Some of a more conservative nature may point to the titular festival instrument and wonder why there aren’t more slots devoted exclusively to the oud or which, at least, have the oud front and center. Bnaya takes the view that the musical world is there for the taking, and it would be a crime to stick to some tried and trusted narrow path, especially when politics rears its ugly head.
“There are all sorts of Arab musicians, and others, who have performed at the festival and who, today, are afraid to come,” he says. “The Turkish musicians won’t come, that’s for sure, and people like [Arab-Israeli singer] Amal Murkus won’t come either.”

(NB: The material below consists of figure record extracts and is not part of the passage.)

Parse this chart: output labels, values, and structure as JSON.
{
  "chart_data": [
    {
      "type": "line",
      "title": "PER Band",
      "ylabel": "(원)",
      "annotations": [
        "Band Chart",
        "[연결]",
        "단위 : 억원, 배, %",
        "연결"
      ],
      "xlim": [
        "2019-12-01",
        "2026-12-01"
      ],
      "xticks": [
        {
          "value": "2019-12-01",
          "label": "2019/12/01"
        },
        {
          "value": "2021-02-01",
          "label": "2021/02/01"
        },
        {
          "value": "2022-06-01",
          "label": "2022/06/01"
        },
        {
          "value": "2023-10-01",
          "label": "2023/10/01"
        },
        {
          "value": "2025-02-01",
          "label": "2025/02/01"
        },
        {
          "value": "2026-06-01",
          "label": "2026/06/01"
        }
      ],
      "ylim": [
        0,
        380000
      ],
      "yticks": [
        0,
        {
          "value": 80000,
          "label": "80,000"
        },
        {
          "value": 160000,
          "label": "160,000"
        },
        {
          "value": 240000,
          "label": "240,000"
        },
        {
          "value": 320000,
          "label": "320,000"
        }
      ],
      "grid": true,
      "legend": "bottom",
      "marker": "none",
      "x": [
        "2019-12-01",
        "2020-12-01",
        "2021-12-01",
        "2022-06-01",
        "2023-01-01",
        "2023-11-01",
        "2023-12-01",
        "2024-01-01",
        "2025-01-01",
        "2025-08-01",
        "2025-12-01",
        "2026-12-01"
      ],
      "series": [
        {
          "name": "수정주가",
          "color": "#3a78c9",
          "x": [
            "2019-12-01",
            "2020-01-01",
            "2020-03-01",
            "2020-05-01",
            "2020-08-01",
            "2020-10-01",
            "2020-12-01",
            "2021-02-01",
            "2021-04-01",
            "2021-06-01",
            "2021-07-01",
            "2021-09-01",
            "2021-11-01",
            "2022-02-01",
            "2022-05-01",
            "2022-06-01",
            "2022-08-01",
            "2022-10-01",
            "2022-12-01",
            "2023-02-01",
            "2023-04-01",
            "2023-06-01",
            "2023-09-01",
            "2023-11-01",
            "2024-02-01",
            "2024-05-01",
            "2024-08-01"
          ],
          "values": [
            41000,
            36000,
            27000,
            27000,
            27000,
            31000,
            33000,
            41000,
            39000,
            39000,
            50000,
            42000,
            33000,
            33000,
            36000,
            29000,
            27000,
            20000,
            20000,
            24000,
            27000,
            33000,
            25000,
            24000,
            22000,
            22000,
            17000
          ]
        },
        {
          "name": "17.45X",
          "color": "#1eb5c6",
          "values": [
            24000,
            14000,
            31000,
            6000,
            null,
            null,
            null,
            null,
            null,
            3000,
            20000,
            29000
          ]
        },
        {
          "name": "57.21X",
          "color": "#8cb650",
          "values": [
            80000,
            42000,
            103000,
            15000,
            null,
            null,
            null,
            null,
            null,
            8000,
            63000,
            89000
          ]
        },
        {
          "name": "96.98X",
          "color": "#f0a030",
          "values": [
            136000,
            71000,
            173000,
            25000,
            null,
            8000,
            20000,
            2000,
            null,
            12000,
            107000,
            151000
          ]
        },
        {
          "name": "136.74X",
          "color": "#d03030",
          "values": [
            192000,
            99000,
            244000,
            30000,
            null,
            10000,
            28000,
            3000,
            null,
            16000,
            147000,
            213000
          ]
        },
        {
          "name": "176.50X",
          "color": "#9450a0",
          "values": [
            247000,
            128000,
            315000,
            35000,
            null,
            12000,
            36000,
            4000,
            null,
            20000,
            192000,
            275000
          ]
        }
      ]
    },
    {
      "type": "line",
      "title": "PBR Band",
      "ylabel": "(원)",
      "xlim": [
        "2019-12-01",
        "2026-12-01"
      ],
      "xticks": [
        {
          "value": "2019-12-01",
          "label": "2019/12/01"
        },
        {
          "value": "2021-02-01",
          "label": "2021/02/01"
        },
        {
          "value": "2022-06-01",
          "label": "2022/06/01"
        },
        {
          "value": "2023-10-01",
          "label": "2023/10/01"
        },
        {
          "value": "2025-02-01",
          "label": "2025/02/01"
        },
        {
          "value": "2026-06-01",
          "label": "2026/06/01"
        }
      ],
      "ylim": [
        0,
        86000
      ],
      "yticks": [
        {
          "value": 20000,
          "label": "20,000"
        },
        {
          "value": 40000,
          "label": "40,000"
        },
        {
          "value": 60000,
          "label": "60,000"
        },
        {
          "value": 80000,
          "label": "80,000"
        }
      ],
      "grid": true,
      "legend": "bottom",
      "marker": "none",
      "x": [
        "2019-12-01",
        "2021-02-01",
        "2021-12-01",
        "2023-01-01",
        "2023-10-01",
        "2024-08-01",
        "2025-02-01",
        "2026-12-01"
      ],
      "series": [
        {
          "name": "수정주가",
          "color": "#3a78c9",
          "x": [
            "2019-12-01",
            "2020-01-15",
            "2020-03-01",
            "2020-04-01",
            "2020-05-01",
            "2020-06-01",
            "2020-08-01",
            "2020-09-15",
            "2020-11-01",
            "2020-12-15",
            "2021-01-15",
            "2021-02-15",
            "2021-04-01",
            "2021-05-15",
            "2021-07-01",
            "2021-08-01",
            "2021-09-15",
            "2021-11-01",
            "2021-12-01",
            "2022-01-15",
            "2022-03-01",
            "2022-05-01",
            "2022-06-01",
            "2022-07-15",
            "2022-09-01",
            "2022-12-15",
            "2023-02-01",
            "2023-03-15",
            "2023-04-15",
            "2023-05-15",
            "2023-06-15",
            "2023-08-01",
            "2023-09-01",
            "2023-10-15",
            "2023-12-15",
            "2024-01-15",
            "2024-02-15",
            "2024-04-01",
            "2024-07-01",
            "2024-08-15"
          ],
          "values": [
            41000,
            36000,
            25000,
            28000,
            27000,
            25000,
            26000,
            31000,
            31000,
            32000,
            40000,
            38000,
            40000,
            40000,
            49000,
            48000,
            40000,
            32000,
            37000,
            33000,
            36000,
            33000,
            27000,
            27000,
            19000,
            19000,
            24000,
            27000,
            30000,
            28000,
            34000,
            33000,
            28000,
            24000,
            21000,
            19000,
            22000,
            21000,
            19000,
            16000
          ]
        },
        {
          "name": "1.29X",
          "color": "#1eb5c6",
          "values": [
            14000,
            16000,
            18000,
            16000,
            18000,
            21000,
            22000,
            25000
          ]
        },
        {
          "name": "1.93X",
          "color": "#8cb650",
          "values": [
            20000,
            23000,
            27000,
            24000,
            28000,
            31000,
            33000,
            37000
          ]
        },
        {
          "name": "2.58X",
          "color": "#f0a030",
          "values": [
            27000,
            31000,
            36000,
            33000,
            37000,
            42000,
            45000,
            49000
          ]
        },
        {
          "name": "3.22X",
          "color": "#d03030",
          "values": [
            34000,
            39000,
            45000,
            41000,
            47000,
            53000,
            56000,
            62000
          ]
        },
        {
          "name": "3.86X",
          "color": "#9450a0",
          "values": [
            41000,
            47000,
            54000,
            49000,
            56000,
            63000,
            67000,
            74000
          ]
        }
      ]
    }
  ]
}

With the likes of peerless Turkish oud player Yurdal Tokcan, who played in Jerusalem in 2008, out of the reckoning Bnaya has cast his net further afield, and to good effect.
“I could see all those oud players refusing to play at the festival, so a window of opportunity opened up to feed off all sorts of other cultures and music. We turned that to our favor.”
Ever one to look to the future, Bnaya is already preparing the ground for a new generation of musicians to take their place in the festival’s burgeoning heritage.
“There is a group of Jewish and Arab musicians from the Jerusalem Academy of Music, led by [bassist-educator] Hagai Belitzky. They will play in the Jerusalem Theatre on the first night. And there is another free show with young players on the last night.”
The festival is also looking to fill the oud void.
“[Oud player and educator] Samir Makhoul will bring a bunch of young oud players, to play at Te’enim Restaurant downstairs [at Confederation House]. There’s a 10-year-old boy in there. They are all Samir’s students [from the Zeryab Conservatory of Music in Nazareth]. I think it’s all going to be a lot of fun.”
After 20 years in the festival hot seat, who could deny Bnaya that?